Rombongan kecil Deka berangkat ke Matang Kaladan setelah menyelesaikan sarapan. Setelah berkendara 30 menit melewati jalanan yang berkelok dan menanjak, mereka tiba di Desa Tiwingan yang merupakan desa wisata di tepian Bendungan Riam Kanan. Bukit Matang Kaladan terletak di belakang desa tersebut.Mereka memarkir kendaraan di muara jalan masuk ke desa, lalu melanjutkan perjalanan dengan berjalan kaki. Di ujung jalan desa, mereka membelok ke jalur khusus untuk mencapai puncak bukit. Jalan itu agak gelap karena berada di bawah naungan pohon-pohon besar. Selain itu kondisinya menanjak dan curam. Karena jalur itu merupakan jalan alternatif untuk mencapai puncak Matang Kaladan yang merupakan obyek wisata, penduduk setempat telah membuat anak tangga dari kayu dan tanah yang dipadatkan sehingga mereka lebih mudah menapakinya.

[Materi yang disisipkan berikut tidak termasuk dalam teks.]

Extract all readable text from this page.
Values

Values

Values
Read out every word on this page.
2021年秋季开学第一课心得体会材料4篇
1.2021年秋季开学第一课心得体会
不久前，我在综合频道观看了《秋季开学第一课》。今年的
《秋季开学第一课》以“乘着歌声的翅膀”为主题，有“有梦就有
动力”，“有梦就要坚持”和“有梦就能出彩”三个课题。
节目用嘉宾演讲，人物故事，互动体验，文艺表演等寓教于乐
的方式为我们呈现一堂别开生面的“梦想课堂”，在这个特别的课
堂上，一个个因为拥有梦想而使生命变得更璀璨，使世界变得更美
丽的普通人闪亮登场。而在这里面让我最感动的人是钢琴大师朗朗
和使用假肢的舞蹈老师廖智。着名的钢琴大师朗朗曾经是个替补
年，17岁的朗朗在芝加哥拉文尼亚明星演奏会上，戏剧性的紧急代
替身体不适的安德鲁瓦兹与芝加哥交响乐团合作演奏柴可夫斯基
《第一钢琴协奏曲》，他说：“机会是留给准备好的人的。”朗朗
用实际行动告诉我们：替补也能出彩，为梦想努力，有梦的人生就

Mereka tidak berpapasan dengan pejalan kaki lain. Barangkali karena saat ini bukan hari libur. Kondisi lengang itu mendatangkan suasana aneh. Apalagi sebelumnya mereka telah mengalami peristiwa gaib dan nyaris kehilangan nyawa di tempat ini.
"Kita naik sampai puncak?" tanya Urai. Napasnya mulai pendek-pendek karena kelelahan. Pipi bulat putihnya telah merona kemerahan. Keringat membulir di kening dan leher.
Deka menajamkan indra keenam. Hutan di lereng bukit itu tidak menyimpan makhluk aneh seperti sewaktu portal neraka masih berada di situ. Hanya tampak satu dua makhluk astral penghuni pohon dan ceruk bukit tengah mengamati mereka dari tempat persembunyian. Deka merasakan kegelisahan di balik rasa ingin tahu mereka yang besar.
Rupanya, Dehen juga merasakan hal yang sama. "Sesuatu telah terjadi di sini."
Deka mengangguk. "Kita ambil jalan ke kiri setelah tikungan di depan itu."
Mereka berhenti sebentar di kelokan jalan setapak untuk mengatur napas dan minum. Jalan setapak di tempat itu dibatasi hutan di sisi kanan dan lereng curam di sisi kiri. Dari situ, mereka bisa melihat Bendungan Riam Kanan yang berkelok-kelok mirip kepulauan Raja Ampat, Papua.
Mereka mengamati kaki bukit tanpa berbicara. Deka dan Dehen sudah mendapat firasat arah yang harus dituju. Tempat itu adalah lereng curam yang ditumbuhi pepohonan besar dan lebih rapat dari tempat lain.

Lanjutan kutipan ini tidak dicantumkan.